Do tragicznego wypadku doszło dziś (20.11) ok. godz. 18.20 na Drodze Krajowej nr 44, w rejonie Osiedla Kochanowskiego. Na przejściu dla pieszych potrącone zostały przez samochód trzy osoby. Nie żyją dwie nastolatki.
Jak poinformowała nas st. sierż. Ewa Sikora, rzecznik prasowa Komendy Powiatowej Policji w Mikołowie, 31-letni tyszanin kierujący osobowym audi, jadąc lewym pasem w kierunku Tychów, potrącił przechodzące na pasach trzy osoby: 20-letniego mężczyznę oraz dziewczyny w wieku 13 i 14 lat.
– 13-latka zginęła na miejscu, a 14-latka zmarła w trakcie reanimacji w karetce.
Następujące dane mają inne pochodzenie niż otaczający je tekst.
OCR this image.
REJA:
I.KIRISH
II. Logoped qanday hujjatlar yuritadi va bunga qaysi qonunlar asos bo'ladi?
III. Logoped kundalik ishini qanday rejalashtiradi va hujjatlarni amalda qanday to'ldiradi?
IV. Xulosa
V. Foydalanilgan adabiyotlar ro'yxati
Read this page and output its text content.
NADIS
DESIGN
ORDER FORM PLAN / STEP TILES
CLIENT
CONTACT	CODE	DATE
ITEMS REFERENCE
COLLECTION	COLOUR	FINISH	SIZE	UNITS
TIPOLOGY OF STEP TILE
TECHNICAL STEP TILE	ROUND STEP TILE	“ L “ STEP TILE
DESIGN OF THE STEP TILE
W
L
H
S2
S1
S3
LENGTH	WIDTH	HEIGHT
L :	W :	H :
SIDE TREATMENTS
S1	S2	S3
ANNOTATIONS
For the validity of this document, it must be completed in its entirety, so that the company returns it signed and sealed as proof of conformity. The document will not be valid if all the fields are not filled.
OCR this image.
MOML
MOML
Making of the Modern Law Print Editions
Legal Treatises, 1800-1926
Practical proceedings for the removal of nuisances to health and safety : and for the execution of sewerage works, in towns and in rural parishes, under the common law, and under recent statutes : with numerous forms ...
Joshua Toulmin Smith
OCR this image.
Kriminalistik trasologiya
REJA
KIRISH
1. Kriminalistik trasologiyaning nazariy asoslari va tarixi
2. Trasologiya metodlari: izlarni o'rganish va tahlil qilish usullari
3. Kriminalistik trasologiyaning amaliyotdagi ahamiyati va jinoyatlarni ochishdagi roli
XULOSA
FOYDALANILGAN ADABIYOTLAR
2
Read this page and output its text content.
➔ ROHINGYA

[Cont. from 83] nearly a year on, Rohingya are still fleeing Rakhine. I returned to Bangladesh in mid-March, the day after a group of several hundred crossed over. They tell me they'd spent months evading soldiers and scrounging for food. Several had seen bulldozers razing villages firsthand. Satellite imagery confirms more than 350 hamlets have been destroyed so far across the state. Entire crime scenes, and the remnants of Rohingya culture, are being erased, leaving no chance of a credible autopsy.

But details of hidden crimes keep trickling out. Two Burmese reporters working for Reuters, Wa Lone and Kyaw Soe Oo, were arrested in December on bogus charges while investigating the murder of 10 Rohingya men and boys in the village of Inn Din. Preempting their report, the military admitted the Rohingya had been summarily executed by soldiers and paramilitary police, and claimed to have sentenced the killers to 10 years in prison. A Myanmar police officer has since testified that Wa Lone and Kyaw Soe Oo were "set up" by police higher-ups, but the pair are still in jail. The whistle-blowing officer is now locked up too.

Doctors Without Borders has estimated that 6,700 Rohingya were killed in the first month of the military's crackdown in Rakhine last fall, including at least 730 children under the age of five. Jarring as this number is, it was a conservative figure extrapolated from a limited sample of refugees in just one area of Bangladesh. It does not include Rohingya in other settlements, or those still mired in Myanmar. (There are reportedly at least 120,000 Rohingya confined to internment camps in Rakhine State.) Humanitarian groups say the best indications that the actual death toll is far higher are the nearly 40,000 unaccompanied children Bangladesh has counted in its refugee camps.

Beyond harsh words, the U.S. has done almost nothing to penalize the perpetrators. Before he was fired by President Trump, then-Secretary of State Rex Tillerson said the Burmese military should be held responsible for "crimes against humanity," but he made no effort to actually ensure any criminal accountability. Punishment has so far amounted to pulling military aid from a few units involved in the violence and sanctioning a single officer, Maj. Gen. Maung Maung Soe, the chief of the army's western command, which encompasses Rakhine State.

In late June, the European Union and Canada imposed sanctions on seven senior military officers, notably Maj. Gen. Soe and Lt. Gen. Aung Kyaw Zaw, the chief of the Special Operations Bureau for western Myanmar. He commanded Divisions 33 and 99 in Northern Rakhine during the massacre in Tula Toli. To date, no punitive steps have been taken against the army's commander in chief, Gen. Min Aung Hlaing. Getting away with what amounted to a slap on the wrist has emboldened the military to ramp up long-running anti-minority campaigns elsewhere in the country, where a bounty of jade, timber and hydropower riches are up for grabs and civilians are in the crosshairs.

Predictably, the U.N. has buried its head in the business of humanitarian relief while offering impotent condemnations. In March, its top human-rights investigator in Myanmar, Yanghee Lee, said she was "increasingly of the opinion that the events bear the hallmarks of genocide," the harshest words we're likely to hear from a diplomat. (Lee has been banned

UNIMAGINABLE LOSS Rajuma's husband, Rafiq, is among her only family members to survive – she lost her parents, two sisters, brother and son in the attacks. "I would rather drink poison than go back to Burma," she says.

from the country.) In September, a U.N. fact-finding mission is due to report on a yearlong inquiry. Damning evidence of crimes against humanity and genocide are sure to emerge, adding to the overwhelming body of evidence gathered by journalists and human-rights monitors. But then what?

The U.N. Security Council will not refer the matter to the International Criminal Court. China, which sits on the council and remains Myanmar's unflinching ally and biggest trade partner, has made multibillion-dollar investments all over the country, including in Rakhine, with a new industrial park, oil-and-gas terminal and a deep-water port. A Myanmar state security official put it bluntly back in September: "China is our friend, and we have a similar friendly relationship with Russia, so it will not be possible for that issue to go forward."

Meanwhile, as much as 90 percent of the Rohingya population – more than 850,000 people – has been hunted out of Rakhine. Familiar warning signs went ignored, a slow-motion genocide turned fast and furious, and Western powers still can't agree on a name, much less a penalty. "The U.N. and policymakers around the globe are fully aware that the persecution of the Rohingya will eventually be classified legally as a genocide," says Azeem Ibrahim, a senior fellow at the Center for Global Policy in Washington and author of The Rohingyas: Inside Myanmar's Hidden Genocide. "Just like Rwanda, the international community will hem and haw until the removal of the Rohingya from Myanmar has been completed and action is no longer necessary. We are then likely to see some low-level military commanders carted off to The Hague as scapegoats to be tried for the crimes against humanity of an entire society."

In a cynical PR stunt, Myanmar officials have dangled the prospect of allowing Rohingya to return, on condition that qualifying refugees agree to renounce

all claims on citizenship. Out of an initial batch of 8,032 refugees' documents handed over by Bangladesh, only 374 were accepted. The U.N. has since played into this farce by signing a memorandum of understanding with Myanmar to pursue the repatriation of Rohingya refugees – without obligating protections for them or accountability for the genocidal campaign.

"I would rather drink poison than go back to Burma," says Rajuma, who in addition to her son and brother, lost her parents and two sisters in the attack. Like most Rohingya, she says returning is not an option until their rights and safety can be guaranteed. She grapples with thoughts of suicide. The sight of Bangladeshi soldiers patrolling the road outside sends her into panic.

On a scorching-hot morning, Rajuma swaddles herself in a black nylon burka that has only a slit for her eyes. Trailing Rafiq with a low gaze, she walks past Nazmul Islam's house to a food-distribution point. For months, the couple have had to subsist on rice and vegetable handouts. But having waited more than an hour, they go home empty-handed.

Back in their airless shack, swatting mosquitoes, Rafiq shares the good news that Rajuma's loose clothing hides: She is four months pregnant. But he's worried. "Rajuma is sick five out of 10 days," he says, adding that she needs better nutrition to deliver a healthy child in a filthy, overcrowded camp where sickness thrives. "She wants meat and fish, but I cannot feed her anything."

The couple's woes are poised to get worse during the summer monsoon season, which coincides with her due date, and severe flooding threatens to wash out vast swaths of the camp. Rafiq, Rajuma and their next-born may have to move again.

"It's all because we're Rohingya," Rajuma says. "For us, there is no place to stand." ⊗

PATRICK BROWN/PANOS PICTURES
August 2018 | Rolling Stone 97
Ranny 20-latek trafił do mikołowskiego szpitala – mówi rzecznik policji.
Przejście jest oznakowane zebrą, ale nie ma tam sygnalizacji świetlnej. Znajduje się na DK 44, na wysokości Osiedla Kochanowskiego (od strony Tychów – pomiędzy zjazdem na Wyry i ul. Krakowską a światłami na skrzyżowaniu DK 44 z ul. Podleską). Obowiązuje tam ograniczenie prędkości do 70 km/h.
Na miejscu wypadku pracują prokurator oraz policjanci z wydziału ruchu drogowego i wydziału KPP Mikołów. Trwają oględziny i zabezpieczanie śladów. O godz. 21.00 policja informowała nas, że droga będzie zamknięta w obu kierunkach jeszcze przez kilka godzin.
Kierowca z Tychów był trzeźwy. Obecnie jest przesłuchiwany w mikołowskiej komendzie.
Straszna tragedia!! Prawda jest taka, że w całym Mikolowie nie ma ani jednego dobrze oświetlonego przejścia dla pieszych!
Tego przejscia w tym miejscu powinno w ogóle nie być,jest nie widoczne dla kierowcy.Wiele razy tam przejeżdzałam i w ostatnim momencie zauważałam że jest przejście.
Głębokie Współczucia dla rodzin ofiar które zginęły, a szczególnie dla kierowcy który znalazł się o nie właściwym czasie, w nie właściwym miejscu.
NIGDY NIE STAWIAM NOGI NA PASACH JEŻELI NIE MAM 100% PEWNOŚCI !!!